In Alberta, Canada, a licensed marijuana business has been booming with customer demands at about 4,000 and still counting.
"There are now about 70,000 patients in the medical cannabis system and that number is growing by about 10 per cent per month, so it is growing exceedingly quickly." Cam Battley, a vice-president of Aurora and a board member of the Cannabis Canada Association, said.
What Is Largely Known About Cannabis (Marijuana)?
Many states have allowed the use of medicinal marijuana, and the number continues to increase despite its controversial effects. Experts say smoking marijuana could lead to cellular dysplasia, subsequent increase risk for the development of pulmonary malignancy and potential macrophage damage. Also, using marijuana could have adverse neurological effects including memory loss and dysfunctional learning ability and psychomotor and cognitive performance among others.

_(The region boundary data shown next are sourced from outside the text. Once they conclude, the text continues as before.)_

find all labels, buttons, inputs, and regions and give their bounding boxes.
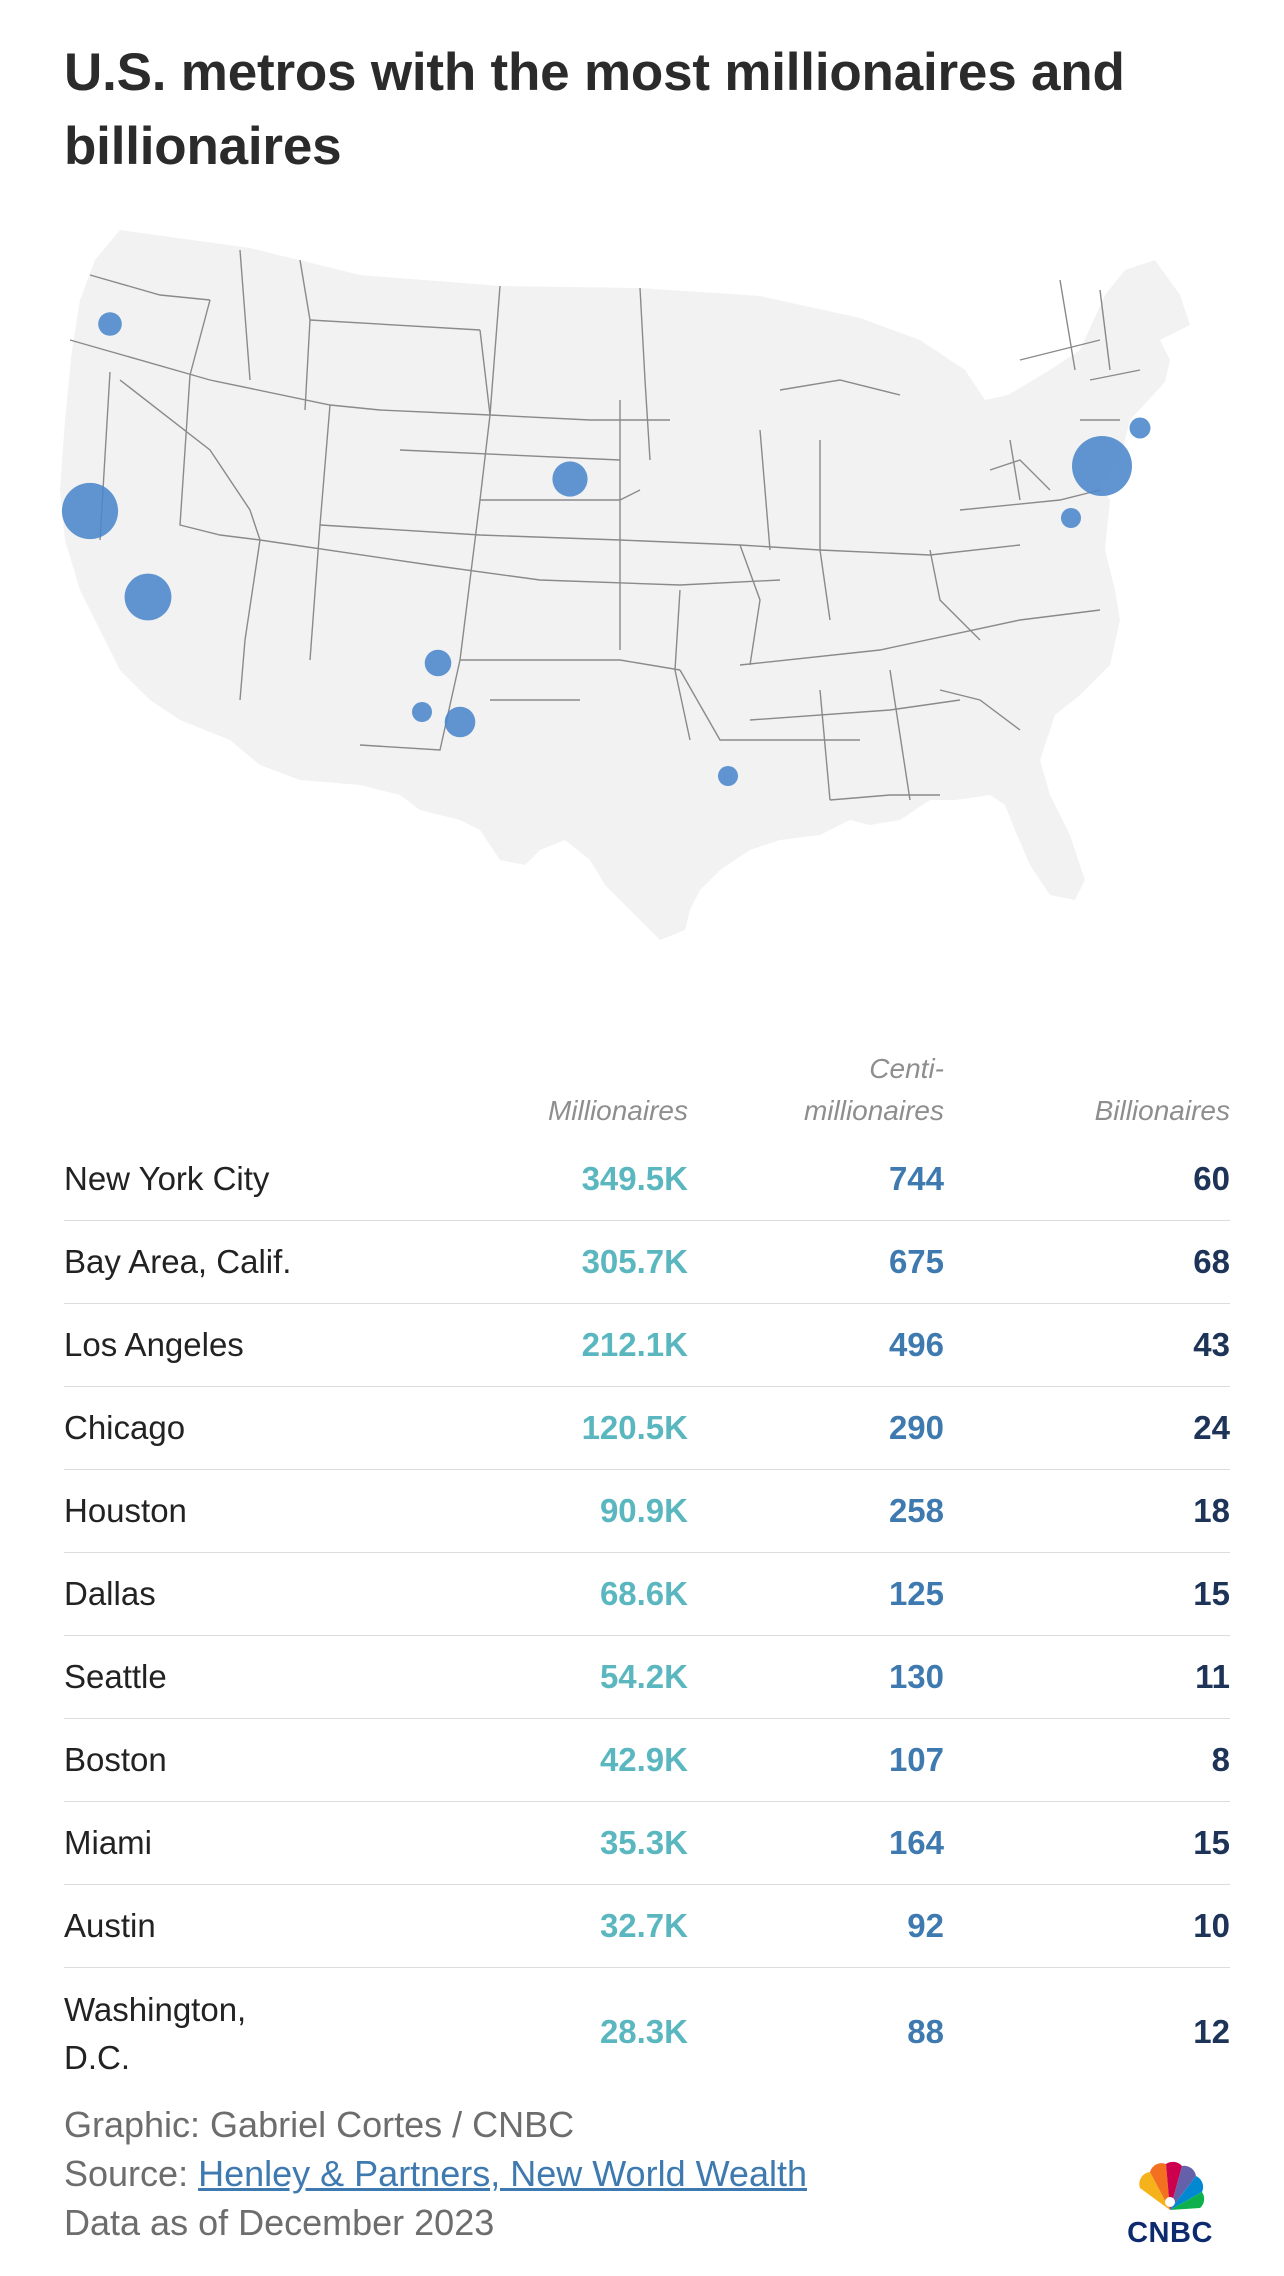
table-row: Washington, D.C. 28.3K 88 12: [64, 1968, 1230, 2096]
source-prefix: Source:: [64, 2153, 199, 2194]
table-header: Millionaires Centi- millionaires Billion…: [64, 1020, 1230, 1138]
cell-millionaires: 90.9K: [599, 1492, 688, 1529]
cell-centimillionaires: 92: [907, 1907, 944, 1944]
cnbc-logo: CNBC: [1120, 2158, 1220, 2250]
table-row: Seattle 54.2K 130 11: [64, 1636, 1230, 1719]
footer: Graphic: Gabriel Cortes / CNBC Source: H…: [64, 2100, 807, 2247]
cell-centimillionaires: 496: [888, 1326, 944, 1363]
cell-centimillionaires: 88: [907, 2013, 944, 2050]
cell-millionaires: 54.2K: [599, 1658, 688, 1695]
cell-billionaires: 60: [1193, 1160, 1230, 1197]
cell-city: Bay Area, Calif.: [64, 1243, 292, 1280]
cell-billionaires: 12: [1193, 2013, 1230, 2050]
cell-city: Boston: [64, 1741, 167, 1778]
cell-city: Washington, D.C.: [64, 1991, 247, 2076]
bubble-miami: [718, 766, 738, 786]
us-land: [60, 230, 1190, 940]
bubble-washington-d-c: [1061, 508, 1081, 528]
bubble-new-york-city: [1072, 436, 1132, 496]
bubble-layer: [61, 312, 1151, 786]
source-line: Source: Henley & Partners, New World Wea…: [64, 2149, 807, 2198]
data-date: Data as of December 2023: [64, 2202, 495, 2243]
bubble-houston: [444, 706, 476, 738]
table-row: Miami 35.3K 164 15: [64, 1802, 1230, 1885]
cell-city: Seattle: [64, 1658, 167, 1695]
chart-title: U.S. metros with the most millionaires a…: [64, 43, 1125, 176]
bubble-chicago: [552, 461, 588, 497]
header-centi-line1: Centi-: [869, 1053, 944, 1084]
header-billionaires: Billionaires: [1094, 1095, 1230, 1126]
cell-city: Austin: [64, 1907, 156, 1944]
cell-billionaires: 43: [1193, 1326, 1230, 1363]
cell-billionaires: 18: [1193, 1492, 1230, 1529]
cell-centimillionaires: 107: [888, 1741, 944, 1778]
cell-city: Houston: [64, 1492, 187, 1529]
us-map-svg: [60, 230, 1190, 940]
bubble-austin: [412, 702, 432, 722]
cell-millionaires: 28.3K: [599, 2013, 688, 2050]
source-link[interactable]: Henley & Partners, New World Wealth: [198, 2153, 807, 2194]
cell-millionaires: 32.7K: [599, 1907, 688, 1944]
table-row: Los Angeles 212.1K 496 43: [64, 1304, 1230, 1387]
cell-billionaires: 15: [1193, 1824, 1230, 1861]
cell-billionaires: 8: [1211, 1741, 1230, 1778]
cell-millionaires: 120.5K: [581, 1409, 688, 1446]
cell-centimillionaires: 258: [888, 1492, 944, 1529]
cell-city: Miami: [64, 1824, 152, 1861]
table-row: Dallas 68.6K 125 15: [64, 1553, 1230, 1636]
cell-millionaires: 68.6K: [599, 1575, 688, 1612]
cell-city: New York City: [64, 1160, 270, 1197]
cell-centimillionaires: 130: [888, 1658, 944, 1695]
table-row: Boston 42.9K 107 8: [64, 1719, 1230, 1802]
bubble-seattle: [98, 312, 122, 336]
table-row: New York City 349.5K 744 60: [64, 1138, 1230, 1221]
table-row: Houston 90.9K 258 18: [64, 1470, 1230, 1553]
data-table: Millionaires Centi- millionaires Billion…: [64, 1020, 1230, 2096]
bubble-dallas: [424, 649, 452, 677]
header-millionaires: Millionaires: [547, 1095, 688, 1126]
cell-billionaires: 68: [1193, 1243, 1230, 1280]
table-row: Chicago 120.5K 290 24: [64, 1387, 1230, 1470]
bubble-boston: [1129, 417, 1151, 439]
graphic-credit: Graphic: Gabriel Cortes / CNBC: [64, 2104, 575, 2145]
cell-centimillionaires: 675: [888, 1243, 944, 1280]
cell-millionaires: 42.9K: [599, 1741, 688, 1778]
header-centi-line2: millionaires: [803, 1095, 944, 1126]
bubble-bay-area-calif: [61, 482, 119, 540]
cell-billionaires: 11: [1195, 1658, 1230, 1695]
cell-centimillionaires: 125: [888, 1575, 944, 1612]
cell-centimillionaires: 164: [888, 1824, 944, 1861]
cell-millionaires: 212.1K: [581, 1326, 688, 1363]
peacock-icon: [1139, 2161, 1205, 2210]
cell-centimillionaires: 744: [888, 1160, 944, 1197]
cell-billionaires: 15: [1193, 1575, 1230, 1612]
cell-billionaires: 10: [1193, 1907, 1230, 1944]
bubble-los-angeles: [124, 573, 172, 621]
cell-city: Chicago: [64, 1409, 186, 1446]
logo-text: CNBC: [1127, 2217, 1213, 2249]
table-row: Austin 32.7K 92 10: [64, 1885, 1230, 1968]
state-borders: [69, 249, 1141, 801]
cell-billionaires: 24: [1193, 1409, 1230, 1446]
cell-centimillionaires: 290: [888, 1409, 944, 1446]
cell-millionaires: 305.7K: [581, 1243, 688, 1280]
cell-millionaires: 349.5K: [581, 1160, 688, 1197]
header-centimillionaires: Centi- millionaires: [724, 1048, 944, 1132]
table-row: Bay Area, Calif. 305.7K 675 68: [64, 1221, 1230, 1304]
cell-city: Los Angeles: [64, 1326, 244, 1363]
cell-city: Dallas: [64, 1575, 156, 1612]
us-map: [60, 220, 1240, 960]
cell-millionaires: 35.3K: [599, 1824, 688, 1861]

Research Studies Supporting the Medicinal Uses of Cannabis
Mitch Earleywine, a professor of psychology at the State University of New York at Albany who researches drugs and addiction, reported that in 2737 BC, Shen Neng, an emperor of China, drank cannabis tea to treat gout, rheumatism, malaria and even poor memory.

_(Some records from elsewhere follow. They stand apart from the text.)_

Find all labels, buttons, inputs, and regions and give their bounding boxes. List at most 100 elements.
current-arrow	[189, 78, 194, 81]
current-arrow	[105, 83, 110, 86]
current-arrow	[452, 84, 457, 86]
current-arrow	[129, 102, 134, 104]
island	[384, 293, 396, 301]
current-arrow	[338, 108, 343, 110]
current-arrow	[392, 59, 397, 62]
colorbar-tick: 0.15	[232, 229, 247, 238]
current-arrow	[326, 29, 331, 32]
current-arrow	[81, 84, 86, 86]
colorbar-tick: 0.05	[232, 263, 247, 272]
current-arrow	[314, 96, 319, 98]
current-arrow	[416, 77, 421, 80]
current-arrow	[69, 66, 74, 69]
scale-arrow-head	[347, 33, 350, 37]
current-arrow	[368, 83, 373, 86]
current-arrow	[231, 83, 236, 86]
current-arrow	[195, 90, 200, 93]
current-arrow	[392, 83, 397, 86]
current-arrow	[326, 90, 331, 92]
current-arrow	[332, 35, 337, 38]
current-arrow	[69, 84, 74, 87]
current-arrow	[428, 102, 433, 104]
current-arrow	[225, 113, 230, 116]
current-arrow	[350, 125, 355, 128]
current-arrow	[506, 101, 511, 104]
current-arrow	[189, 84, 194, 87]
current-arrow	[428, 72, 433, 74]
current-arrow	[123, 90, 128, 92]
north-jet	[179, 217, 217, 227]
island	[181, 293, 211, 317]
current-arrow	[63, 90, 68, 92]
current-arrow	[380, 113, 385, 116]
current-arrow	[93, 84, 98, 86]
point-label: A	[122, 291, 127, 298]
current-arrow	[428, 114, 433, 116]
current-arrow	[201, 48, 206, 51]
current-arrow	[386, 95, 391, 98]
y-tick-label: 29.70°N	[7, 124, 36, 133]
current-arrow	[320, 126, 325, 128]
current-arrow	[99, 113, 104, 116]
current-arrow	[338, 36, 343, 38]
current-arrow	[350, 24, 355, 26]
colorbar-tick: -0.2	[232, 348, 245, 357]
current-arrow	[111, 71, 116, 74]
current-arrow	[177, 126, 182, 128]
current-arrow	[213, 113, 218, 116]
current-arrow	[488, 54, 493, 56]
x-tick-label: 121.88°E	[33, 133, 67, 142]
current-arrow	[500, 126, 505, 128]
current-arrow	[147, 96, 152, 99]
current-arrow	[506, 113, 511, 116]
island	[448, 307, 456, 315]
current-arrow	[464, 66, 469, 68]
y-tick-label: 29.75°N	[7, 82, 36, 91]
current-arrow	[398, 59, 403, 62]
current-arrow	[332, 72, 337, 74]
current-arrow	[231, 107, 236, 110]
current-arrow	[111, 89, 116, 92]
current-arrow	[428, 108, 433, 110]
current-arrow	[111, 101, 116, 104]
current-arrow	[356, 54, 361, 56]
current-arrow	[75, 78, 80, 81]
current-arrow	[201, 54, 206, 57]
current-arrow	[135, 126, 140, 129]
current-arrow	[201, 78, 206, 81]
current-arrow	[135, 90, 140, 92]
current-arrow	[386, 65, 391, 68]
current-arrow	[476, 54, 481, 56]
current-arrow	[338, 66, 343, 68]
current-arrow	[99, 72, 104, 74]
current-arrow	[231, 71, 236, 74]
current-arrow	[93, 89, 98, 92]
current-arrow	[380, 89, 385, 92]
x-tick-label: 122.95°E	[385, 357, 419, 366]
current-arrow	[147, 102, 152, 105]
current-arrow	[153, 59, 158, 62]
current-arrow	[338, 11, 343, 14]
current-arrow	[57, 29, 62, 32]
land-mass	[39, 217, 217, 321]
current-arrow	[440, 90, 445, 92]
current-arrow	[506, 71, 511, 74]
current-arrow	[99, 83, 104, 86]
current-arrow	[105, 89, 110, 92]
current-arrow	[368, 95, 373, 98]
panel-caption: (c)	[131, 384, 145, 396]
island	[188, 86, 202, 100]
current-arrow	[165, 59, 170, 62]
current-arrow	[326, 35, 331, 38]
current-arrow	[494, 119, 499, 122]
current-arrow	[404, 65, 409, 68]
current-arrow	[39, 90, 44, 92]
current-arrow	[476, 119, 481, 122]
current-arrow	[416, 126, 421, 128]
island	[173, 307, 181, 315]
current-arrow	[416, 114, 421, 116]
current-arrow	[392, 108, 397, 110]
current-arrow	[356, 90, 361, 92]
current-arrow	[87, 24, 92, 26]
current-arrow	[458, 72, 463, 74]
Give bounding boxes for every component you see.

According to Barth Wilsey, M.D., a pain medicine specialist at the University of California Davis Medical Center, people ask for a prescription mainly due to pain. In a study published in the journal Neurology, cannabis was found to be more effective than opiates at reducing neuropathic pain in HIV patients.
THC, a key ingredient of marijuana, has been approved by the Food and Drug Association (FDA) in treating nausea and improving appetite. Researchers have found that this benefits cancer and AIDS patients because they experience weight loss and tissue damage due to decreased nutritional intake and increase metabolic demand. Cannabis, with its THC content, was also found to help quell the burning pain in the hands and feet among patients who have diabetes, AIDS, spinal cord injuries or other conditions.
Recent researches are looking at the benefits of marijuana on patients suffering from epilepsy. "There was mind-boggling interest in this trial," says Orrin Devinsky, MD, director of the comprehensive epilepsy center at NYU Langone Medical Center in New York City. "In almost every state, there are patients with epilepsy that are taking medicinal marijuana in hopes of relief."
Various researches on medicinal cannabis are still ongoing, and so far, its also discovered to be beneficial for people with multiple sclerosis, Alzheimer's Disease and Crohn's Disease. Doctors have remained skeptical about its uses, though, as marijuana is yet to have been regulated on the amount a patient should take for its various uses.